Up Next: What’s developing in kids production

Fairy Mary poised to take flight in the U.K.
January 1, 2004

Fairy Mary poised to take flight in the U.K.

Indie Brit producer Two Sides TV, animation hotshop The Hive and writer Mark Holloway have teamed up to explore the world of elves and pixies using a CGI/stop-motion style that’s reminiscent of real-world arts & crafts projects. Running in a 26 x 10-minute format, Fairy Mary targets the three to five set and stars a group of young fairy friends who must often use common-sense solutions to remedy disasters caused by their unskilled attempts at casting magic spells.

In one ep, for example, a miscast spell causes a model farm to come to life in the family home, and the fairies must to find a way to corral all the animals that have strayed from their pens. In another show, one of the fairies accidentally turns a baby tooth into an elephant tusk instead of money.

Two Sides is expected to announce a presale to a U.K. terrestrial broadcaster soon, which should lock in about 20% of the US$3-million budget. An additional 20% will likely come from deals secured by Canadian distributor Radical Sheep, which Two Sides recently signed to help scout for North American broadcasters and co-pro partners. Once the U.K. TV deal comes through, Two Sides will start hunting for other European broadcasters and merchandise deals; BAFTA-winning author Helen Cresswell has already expressed interest in writing books based on the series.
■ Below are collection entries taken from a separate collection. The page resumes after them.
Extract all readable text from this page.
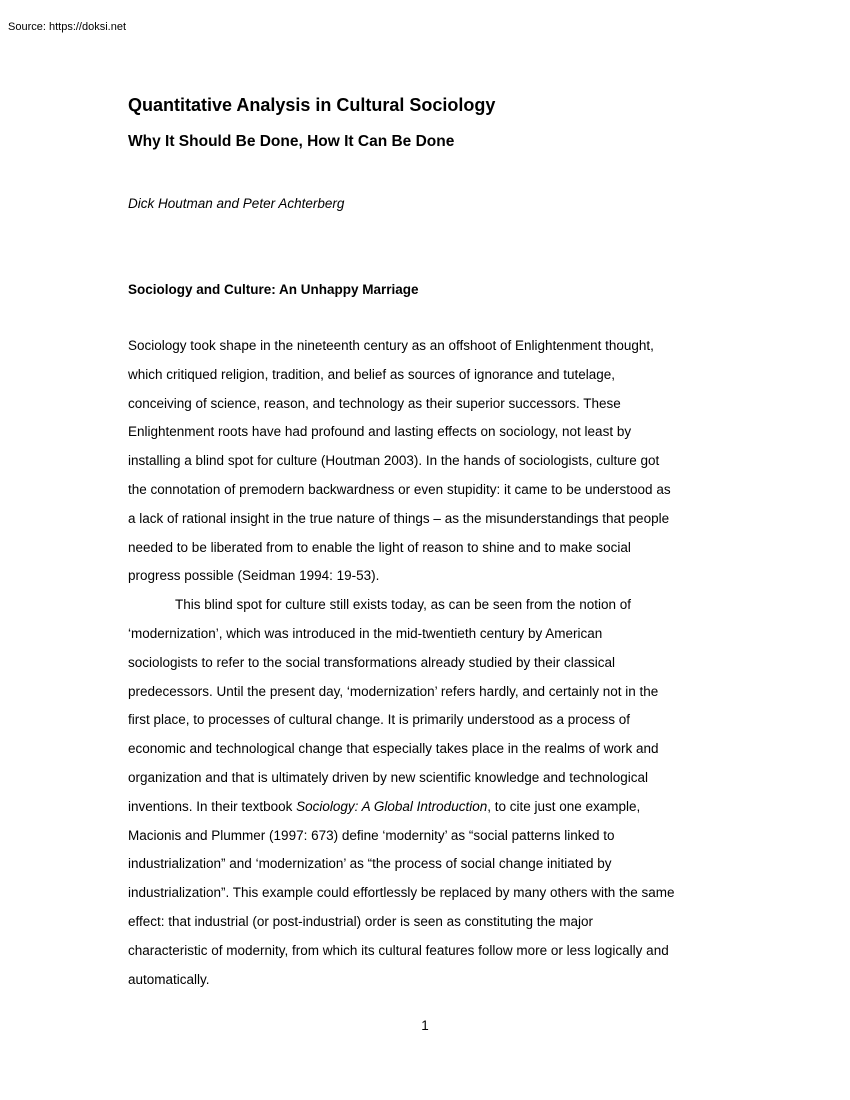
Source: https://doksi.net
Quantitative Analysis in Cultural Sociology
Why It Should Be Done, How It Can Be Done
Dick Houtman and Peter Achterberg
Sociology and Culture: An Unhappy Marriage
Sociology took shape in the nineteenth century as an offshoot of Enlightenment thought,
which critiqued religion, tradition, and belief as sources of ignorance and tutelage,
conceiving of science, reason, and technology as their superior successors. These
Enlightenment roots have had profound and lasting effects on sociology, not least by
installing a blind spot for culture (Houtman 2003). In the hands of sociologists, culture got
the connotation of premodern backwardness or even stupidity: it came to be understood as
a lack of rational insight in the true nature of things – as the misunderstandings that people
needed to be liberated from to enable the light of reason to shine and to make social
progress possible (Seidman 1994: 19-53).
This blind spot for culture still exists today, as can be seen from the notion of
‘modernization’, which was introduced in the mid-twentieth century by American
sociologists to refer to the social transformations already studied by their classical
predecessors. Until the present day, ‘modernization’ refers hardly, and certainly not in the
first place, to processes of cultural change. It is primarily understood as a process of
economic and technological change that especially takes place in the realms of work and
organization and that is ultimately driven by new scientific knowledge and technological
inventions. In their textbook Sociology: A Global Introduction, to cite just one example,
Macionis and Plummer (1997: 673) define ‘modernity’ as “social patterns linked to
industrialization” and ‘modernization’ as “the process of social change initiated by
industrialization”. This example could effortlessly be replaced by many others with the same
effect: that industrial (or post-industrial) order is seen as constituting the major
characteristic of modernity, from which its cultural features follow more or less logically and
automatically.
1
New Zoo Revue to get tooned

Classic children’s educational series New Zoo Revue is getting an animated makeover this year, courtesy of California-based production companies Valcom and O Atlas Enterprises. The 30-year-old syndicated puppet and costume show will debut its 3-D animated retooling this month at NATPE.

Like the original live-action show, the new 13 x half-hour series will showcase the adventures of lovable animal characters including Charlie the Owl and Freddie the Frog, along with their human friends Mr. Dingle, Emmy-Jo and Doug. Scripts and a series synopsis were still being hammered out at press time, but the narrative direction will rest heavily on life and morality lessons taught as the individual characters get into predicaments and must rely on their mates to help them sort things out.
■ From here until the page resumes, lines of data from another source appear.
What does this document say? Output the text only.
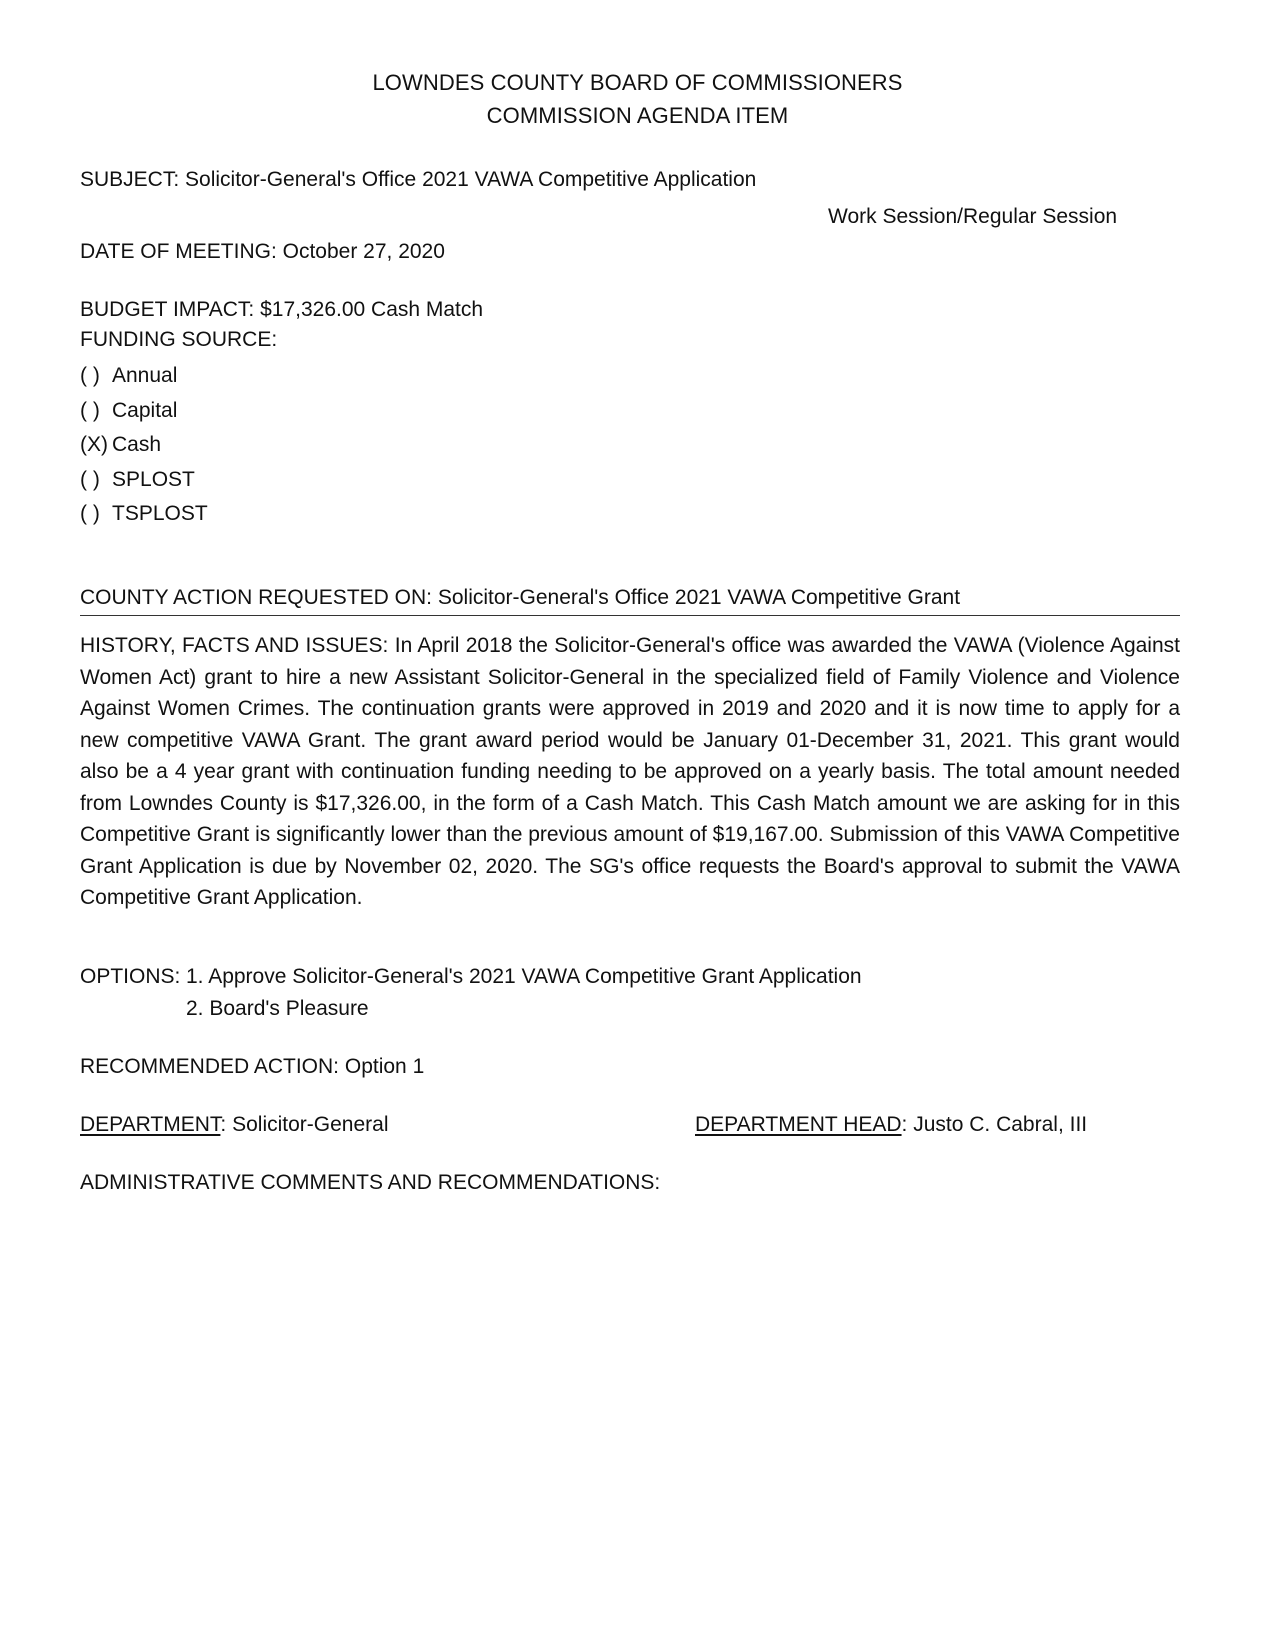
LOWNDES COUNTY BOARD OF COMMISSIONERS
COMMISSION AGENDA ITEM
SUBJECT: Solicitor-General's Office 2021 VAWA Competitive Application
Work Session/Regular Session
DATE OF MEETING: October 27, 2020
BUDGET IMPACT: $17,326.00 Cash Match
FUNDING SOURCE:
( ) Annual
( ) Capital
(X) Cash
( ) SPLOST
( ) TSPLOST
COUNTY ACTION REQUESTED ON: Solicitor-General's Office 2021 VAWA Competitive Grant
HISTORY, FACTS AND ISSUES: In April 2018 the Solicitor-General's office was awarded the VAWA (Violence Against Women Act) grant to hire a new Assistant Solicitor-General in the specialized field of Family Violence and Violence Against Women Crimes. The continuation grants were approved in 2019 and 2020 and it is now time to apply for a new competitive VAWA Grant. The grant award period would be January 01-December 31, 2021. This grant would also be a 4 year grant with continuation funding needing to be approved on a yearly basis. The total amount needed from Lowndes County is $17,326.00, in the form of a Cash Match. This Cash Match amount we are asking for in this Competitive Grant is significantly lower than the previous amount of $19,167.00. Submission of this VAWA Competitive Grant Application is due by November 02, 2020. The SG's office requests the Board's approval to submit the VAWA Competitive Grant Application.
OPTIONS: 1. Approve Solicitor-General's 2021 VAWA Competitive Grant Application
2. Board's Pleasure
RECOMMENDED ACTION: Option 1
DEPARTMENT: Solicitor-General	DEPARTMENT HEAD: Justo C. Cabral, III
ADMINISTRATIVE COMMENTS AND RECOMMENDATIONS:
Aiming to gain new traction with kids ages four to eight, New Zoo Revue’s US$3-million revamp budget will cover both the 13 x half hour series (which should wrap in October 2004) and a two-hour feature film that’s in development and projected to be completed by January 2005.
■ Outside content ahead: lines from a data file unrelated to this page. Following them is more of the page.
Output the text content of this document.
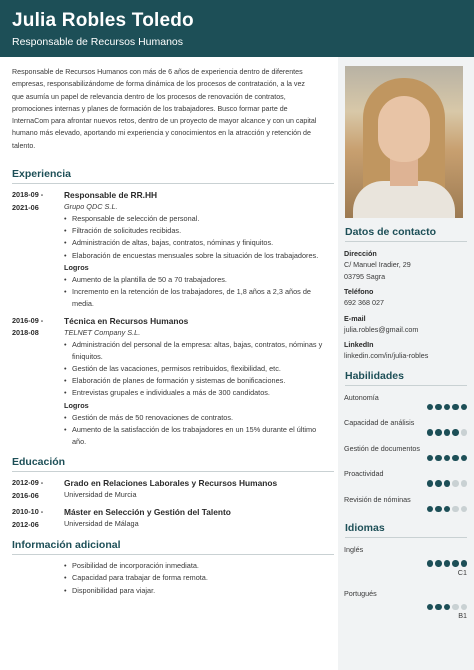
Julia Robles Toledo
Responsable de Recursos Humanos
Responsable de Recursos Humanos con más de 6 años de experiencia dentro de diferentes
empresas, responsabilizándome de forma dinámica de los procesos de contratación, a la vez
que asumía un papel de relevancia dentro de los procesos de renovación de contratos,
promociones internas y planes de formación de los trabajadores. Busco formar parte de
InternaCom para afrontar nuevos retos, dentro de un proyecto de mayor alcance y con un capital
humano más elevado, aportando mi experiencia y conocimientos en la atracción y retención de
talento.
Experiencia
2018-09 -
2021-06
Responsable de RR.HH
Grupo QDC S.L.
• Responsable de selección de personal.
• Filtración de solicitudes recibidas.
• Administración de altas, bajas, contratos, nóminas y finiquitos.
• Elaboración de encuestas mensuales sobre la situación de los trabajadores.
Logros
• Aumento de la plantilla de 50 a 70 trabajadores.
• Incremento en la retención de los trabajadores, de 1,8 años a 2,3 años de
media.
2016-09 -
2018-08
Técnica en Recursos Humanos
TELNET Company S.L.
• Administración del personal de la empresa: altas, bajas, contratos, nóminas y
finiquitos.
• Gestión de las vacaciones, permisos retribuidos, flexibilidad, etc.
• Elaboración de planes de formación y sistemas de bonificaciones.
• Entrevistas grupales e individuales a más de 300 candidatos.
Logros
• Gestión de más de 50 renovaciones de contratos.
• Aumento de la satisfacción de los trabajadores en un 15% durante el último
año.
Educación
2012-09 -
2016-06
Grado en Relaciones Laborales y Recursos Humanos
Universidad de Murcia
2010-10 -
2012-06
Máster en Selección y Gestión del Talento
Universidad de Málaga
Información adicional
• Posibilidad de incorporación inmediata.
• Capacidad para trabajar de forma remota.
• Disponibilidad para viajar.
Datos de contacto
Dirección
C/ Manuel Iradier, 29
03795 Sagra
Teléfono
692 368 027
E-mail
julia.robles@gmail.com
LinkedIn
linkedin.com/in/julia-robles
Habilidades
Autonomía
Capacidad de análisis
Gestión de documentos
Proactividad
Revisión de nóminas
Idiomas
Inglés
C1
Portugués
B1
Horrifically funny tales from Motion Pictures and Comarez

Feeding off every child’s fascination with scary stories, Spain’s Motion Pictures has joined forces with Mexican studio Comarex to produce The Terrifying World of Bobby. In this 2-D animated series for kids seven to 10, a 10-year-old horror story enthusiast hunts for real-world proof of monster lore – often landing himself and those close to him in deep paranormal danger.

One time, Bobby sets out to track down a band of shape-shifting monsters to show his skeptical friends that they exist. His hunt turns perilous, however, when he accidentally brings the crew to the lair of the beast, who’s on the fence about letting them leave alive.

Motion Pictures has secured co-producing broadcasters RAI in Italy and TV3 Catalunya in Spain, but is on the lookout for a third partner. Pre-production has already begun on this US$6.6-million series, with an estimated delivery date planned for Q4 2005.

Take Aim gets moving with Dynamotion

Joining the growing crowd of producers trying to use their craft to get kids up off the couch, Silver Spring, Maryland-based Take Aim Productions is hopping on the healthy living bandwagon with Dynamotion. Featuring a mix of live action and 2-D animation, the 26 x half-hour show follows five kids and their three animated pals (Dynamo, Cha Cha and Lazybones) through musical numbers like the Eating Mash, a ditty about the digestive system performed by Bobby ‘Boris’ Pickett as a spin-off of his 1962 hit song Monster Mash.

The musical segments are interspersed with five kid-hosted breaks that take viewers on adventures in sports, science and making their own healthy power snacks, and challenges them to get off the couch and join in the singing and dancing.

Budgeted at US$300,000 for each episode, the series is in production now for completion in fall 2005. With partial underwriting coming from the National Institutes of Health and a group of private investors, Take Aim is looking for additional funding and broadcast partners.